Studying the mechanism by which the epigenetic marks develop and are passed on isn’t easy. For one thing, biological variances in people are too complex to identify the impact of epigenetics directly. Instead, Carone must first separate out a genetic change from an epigenetic change that’s present in sperm and then work to identify what that specific epigenetic mark’s effects on offspring are.

So far, there are three to five known types of modifications that can be passed on epigenetically. Carone is studying one specific subset of epigenetic mark that’s widely thought to be important but hasn’t been tested yet – chromatin, which plays a crucial role in the packaging of a genome inside a nucleus.

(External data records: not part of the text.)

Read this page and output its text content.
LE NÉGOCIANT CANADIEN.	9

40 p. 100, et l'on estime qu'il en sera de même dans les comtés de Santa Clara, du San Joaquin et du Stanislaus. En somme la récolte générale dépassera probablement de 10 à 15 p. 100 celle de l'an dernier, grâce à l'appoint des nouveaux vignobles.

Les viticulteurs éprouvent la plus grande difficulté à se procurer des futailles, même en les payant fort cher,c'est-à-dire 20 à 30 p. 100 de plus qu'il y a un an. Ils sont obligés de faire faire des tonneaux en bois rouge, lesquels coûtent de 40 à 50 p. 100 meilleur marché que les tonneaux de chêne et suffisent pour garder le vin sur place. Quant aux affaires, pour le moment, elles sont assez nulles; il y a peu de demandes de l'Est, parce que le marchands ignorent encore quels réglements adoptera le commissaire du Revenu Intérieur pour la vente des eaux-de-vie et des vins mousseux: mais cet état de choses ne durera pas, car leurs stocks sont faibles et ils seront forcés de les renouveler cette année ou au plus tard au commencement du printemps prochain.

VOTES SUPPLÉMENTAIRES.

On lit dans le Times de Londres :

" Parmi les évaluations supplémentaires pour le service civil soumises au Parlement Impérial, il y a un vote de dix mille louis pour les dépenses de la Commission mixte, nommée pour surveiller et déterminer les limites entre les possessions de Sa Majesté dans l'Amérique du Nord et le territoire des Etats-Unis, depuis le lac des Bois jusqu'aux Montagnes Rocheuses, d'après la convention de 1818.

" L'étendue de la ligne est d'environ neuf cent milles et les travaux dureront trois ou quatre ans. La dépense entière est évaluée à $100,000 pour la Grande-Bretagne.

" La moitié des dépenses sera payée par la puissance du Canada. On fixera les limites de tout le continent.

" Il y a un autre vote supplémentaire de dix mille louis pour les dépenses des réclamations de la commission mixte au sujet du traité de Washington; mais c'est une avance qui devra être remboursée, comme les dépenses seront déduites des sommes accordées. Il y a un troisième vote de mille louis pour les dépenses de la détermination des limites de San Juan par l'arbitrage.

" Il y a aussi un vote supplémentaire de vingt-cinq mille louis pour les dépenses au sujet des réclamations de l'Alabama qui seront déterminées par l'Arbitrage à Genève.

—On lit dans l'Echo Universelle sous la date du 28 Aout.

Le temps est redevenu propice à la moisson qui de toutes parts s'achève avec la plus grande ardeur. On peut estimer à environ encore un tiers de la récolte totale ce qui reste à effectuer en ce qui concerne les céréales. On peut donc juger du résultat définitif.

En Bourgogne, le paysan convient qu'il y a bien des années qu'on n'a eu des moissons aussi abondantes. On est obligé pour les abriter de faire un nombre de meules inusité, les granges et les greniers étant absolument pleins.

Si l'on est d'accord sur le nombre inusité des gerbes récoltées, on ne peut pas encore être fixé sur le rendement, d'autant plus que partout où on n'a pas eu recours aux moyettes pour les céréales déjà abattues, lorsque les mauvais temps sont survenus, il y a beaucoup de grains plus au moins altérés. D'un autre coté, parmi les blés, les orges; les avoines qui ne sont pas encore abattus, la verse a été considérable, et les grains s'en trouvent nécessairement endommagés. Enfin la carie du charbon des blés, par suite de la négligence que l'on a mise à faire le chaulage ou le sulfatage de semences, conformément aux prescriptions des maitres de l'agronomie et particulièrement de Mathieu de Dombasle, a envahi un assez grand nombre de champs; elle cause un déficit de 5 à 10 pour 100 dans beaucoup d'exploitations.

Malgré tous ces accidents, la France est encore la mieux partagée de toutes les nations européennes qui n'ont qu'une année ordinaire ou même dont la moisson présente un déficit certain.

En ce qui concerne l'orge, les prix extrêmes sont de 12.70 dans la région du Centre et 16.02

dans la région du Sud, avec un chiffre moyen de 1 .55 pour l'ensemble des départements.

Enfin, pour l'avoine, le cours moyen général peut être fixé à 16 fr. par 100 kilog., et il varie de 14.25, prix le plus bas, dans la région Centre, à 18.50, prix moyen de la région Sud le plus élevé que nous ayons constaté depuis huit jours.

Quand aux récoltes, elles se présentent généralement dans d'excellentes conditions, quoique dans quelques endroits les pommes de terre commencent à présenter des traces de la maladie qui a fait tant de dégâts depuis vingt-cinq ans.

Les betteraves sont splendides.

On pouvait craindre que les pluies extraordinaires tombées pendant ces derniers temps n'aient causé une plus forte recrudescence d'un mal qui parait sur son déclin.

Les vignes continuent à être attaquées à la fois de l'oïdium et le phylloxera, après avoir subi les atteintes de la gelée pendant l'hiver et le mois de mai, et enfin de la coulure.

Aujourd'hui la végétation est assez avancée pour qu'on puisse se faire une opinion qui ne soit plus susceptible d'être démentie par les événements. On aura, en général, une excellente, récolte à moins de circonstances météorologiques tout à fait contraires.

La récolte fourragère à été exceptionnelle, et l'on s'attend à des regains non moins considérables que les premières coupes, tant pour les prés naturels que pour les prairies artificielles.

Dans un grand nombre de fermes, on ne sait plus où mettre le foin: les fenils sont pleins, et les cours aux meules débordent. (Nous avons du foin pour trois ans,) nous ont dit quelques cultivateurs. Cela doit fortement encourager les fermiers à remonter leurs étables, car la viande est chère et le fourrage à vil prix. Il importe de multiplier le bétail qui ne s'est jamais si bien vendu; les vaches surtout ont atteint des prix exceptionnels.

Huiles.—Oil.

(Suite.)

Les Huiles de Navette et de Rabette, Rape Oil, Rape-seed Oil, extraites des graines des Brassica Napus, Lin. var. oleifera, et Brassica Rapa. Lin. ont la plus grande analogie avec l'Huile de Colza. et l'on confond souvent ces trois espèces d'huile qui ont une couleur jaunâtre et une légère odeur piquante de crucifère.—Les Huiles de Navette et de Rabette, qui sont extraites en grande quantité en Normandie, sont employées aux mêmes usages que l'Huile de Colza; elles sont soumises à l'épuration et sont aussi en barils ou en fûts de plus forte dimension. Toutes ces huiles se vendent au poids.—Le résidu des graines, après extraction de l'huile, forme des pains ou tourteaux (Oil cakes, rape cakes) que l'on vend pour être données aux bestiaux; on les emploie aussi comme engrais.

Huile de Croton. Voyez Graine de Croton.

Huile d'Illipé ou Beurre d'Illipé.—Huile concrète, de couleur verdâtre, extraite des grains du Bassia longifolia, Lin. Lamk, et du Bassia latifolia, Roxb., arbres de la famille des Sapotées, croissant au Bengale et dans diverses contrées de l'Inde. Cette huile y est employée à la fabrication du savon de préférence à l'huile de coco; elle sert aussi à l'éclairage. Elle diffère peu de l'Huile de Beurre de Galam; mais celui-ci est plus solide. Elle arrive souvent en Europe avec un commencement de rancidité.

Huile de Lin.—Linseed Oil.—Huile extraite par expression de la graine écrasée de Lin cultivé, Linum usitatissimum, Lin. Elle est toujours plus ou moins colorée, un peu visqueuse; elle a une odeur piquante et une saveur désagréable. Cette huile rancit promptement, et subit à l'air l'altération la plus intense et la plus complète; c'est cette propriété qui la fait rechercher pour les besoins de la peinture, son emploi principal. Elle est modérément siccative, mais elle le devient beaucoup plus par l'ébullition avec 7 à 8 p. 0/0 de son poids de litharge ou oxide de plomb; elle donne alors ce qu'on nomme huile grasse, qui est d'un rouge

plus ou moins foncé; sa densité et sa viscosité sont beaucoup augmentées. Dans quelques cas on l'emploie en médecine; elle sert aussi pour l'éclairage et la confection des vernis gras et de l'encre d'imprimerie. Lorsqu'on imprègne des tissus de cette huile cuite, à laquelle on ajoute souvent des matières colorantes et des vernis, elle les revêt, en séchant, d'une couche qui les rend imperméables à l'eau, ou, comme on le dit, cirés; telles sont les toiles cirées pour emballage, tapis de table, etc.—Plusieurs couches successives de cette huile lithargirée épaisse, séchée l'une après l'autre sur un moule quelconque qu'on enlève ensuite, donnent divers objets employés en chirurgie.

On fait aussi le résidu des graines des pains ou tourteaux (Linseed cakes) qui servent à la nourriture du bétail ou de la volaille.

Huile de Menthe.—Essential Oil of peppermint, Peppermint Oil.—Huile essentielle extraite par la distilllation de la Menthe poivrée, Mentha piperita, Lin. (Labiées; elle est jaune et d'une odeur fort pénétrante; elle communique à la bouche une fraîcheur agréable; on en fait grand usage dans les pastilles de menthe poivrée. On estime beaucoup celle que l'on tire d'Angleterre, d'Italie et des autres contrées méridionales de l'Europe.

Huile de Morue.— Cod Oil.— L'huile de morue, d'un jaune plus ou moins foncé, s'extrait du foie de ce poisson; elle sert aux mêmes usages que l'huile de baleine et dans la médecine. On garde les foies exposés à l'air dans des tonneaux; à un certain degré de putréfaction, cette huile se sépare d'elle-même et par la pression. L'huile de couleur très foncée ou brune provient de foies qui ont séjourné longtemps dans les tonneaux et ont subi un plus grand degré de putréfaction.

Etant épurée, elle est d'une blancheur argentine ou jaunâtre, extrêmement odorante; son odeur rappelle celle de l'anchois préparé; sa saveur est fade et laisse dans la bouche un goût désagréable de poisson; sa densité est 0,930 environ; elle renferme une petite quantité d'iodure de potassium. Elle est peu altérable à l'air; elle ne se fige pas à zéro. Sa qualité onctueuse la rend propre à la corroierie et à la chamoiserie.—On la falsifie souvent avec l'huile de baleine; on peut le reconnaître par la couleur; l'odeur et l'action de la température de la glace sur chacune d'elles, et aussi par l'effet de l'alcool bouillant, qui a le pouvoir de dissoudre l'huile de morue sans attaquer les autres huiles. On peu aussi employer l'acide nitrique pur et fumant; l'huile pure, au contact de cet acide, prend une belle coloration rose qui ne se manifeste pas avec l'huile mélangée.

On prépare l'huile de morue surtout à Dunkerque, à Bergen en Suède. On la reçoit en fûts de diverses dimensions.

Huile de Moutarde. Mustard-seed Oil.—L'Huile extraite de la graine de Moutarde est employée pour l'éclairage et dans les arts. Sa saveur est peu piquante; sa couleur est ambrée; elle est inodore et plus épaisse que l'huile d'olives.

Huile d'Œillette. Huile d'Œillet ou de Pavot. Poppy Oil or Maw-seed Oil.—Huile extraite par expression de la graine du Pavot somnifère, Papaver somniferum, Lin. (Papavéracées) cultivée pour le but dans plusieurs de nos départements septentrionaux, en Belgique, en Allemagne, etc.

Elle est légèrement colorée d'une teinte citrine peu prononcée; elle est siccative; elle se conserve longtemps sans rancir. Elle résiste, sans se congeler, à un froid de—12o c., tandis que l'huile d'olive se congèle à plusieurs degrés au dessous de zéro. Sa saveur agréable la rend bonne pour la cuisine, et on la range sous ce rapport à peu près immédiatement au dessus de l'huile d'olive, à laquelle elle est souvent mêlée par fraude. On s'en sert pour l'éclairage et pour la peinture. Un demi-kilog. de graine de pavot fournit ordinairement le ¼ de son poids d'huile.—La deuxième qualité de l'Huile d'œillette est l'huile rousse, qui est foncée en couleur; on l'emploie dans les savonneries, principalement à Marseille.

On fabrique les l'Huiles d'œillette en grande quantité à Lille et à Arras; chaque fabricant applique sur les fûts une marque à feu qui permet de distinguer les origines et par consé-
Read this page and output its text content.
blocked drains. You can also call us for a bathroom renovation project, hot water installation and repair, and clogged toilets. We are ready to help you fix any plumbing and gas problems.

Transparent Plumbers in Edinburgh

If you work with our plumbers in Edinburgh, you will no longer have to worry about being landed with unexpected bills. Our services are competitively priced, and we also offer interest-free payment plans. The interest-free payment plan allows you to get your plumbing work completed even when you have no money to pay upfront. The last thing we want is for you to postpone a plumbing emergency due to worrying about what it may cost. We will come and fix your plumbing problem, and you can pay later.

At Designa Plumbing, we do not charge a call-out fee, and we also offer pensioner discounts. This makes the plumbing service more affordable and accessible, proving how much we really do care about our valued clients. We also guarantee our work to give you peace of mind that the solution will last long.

To do this challenging work, Carone is testing mutated mice, ones whose Ctcf gene has been deleted in a lab – marking the first time anyone has ever experimented with this mutation in spermatogenesis. In particular, Carone aims to learn precisely how the Ctcf gene – missing in these subjects – affects the chromosome architecture of sperm and whether the gene affects a normal embryo.

From mouse models to human outcomes 

“The work being done in this grant-funded project looks at what’s passed from parent to offspring and allows us to see which epigenetic marks cause altered states,” said Carone, a professor in the College of Science & Mathematics. “This will allow us to look more to the future and specifically parents’ behavior and its effects on children.”

Beyond diet, activities like smoking, drug use and potentially many more factors may also create epigenetic marks in sperm that cause children to inherit altered states in their biological makeup. Carone’s research is the next step to achieving a better understanding of this phenomenon and what its implications could be for humans.

“We want to understand the window of timing based on the level and degree of epigenetic marks,” Carone said. Once researchers learn more about the impact of these epigenetic marks, they can begin to narrow down how severely, and for how long, these factors affect reproduction.

Prospective fathers could use this knowledge to make more informed choices about making healthy lifestyle changes and how long they should wait after making these changes to conceive. “We can learn when best to have kids based on epigenetic reprogramming,” Carone said.  

Biomedical research at Rowan

“This project is part of a broader direction Rowan is going in, particularly in the field of biomedical research,” Carone said, referencing the University’s recent national recognition from the Carnegie Classification of Institutions of Higher Education as a Carnegie R2 classification – high research activity – institution.

“This project fits nicely with our school’s research profile,” said Carone. “The most exciting part about getting this grant is that it’s going to be a wonderful opportunity for undergraduate students to be doing absolute cutting-edge research in this growing field.”

Carone anticipates that a little over half of the students working in his lab – 10 undergraduate and two graduate students, in total – will join him in working on this particular project.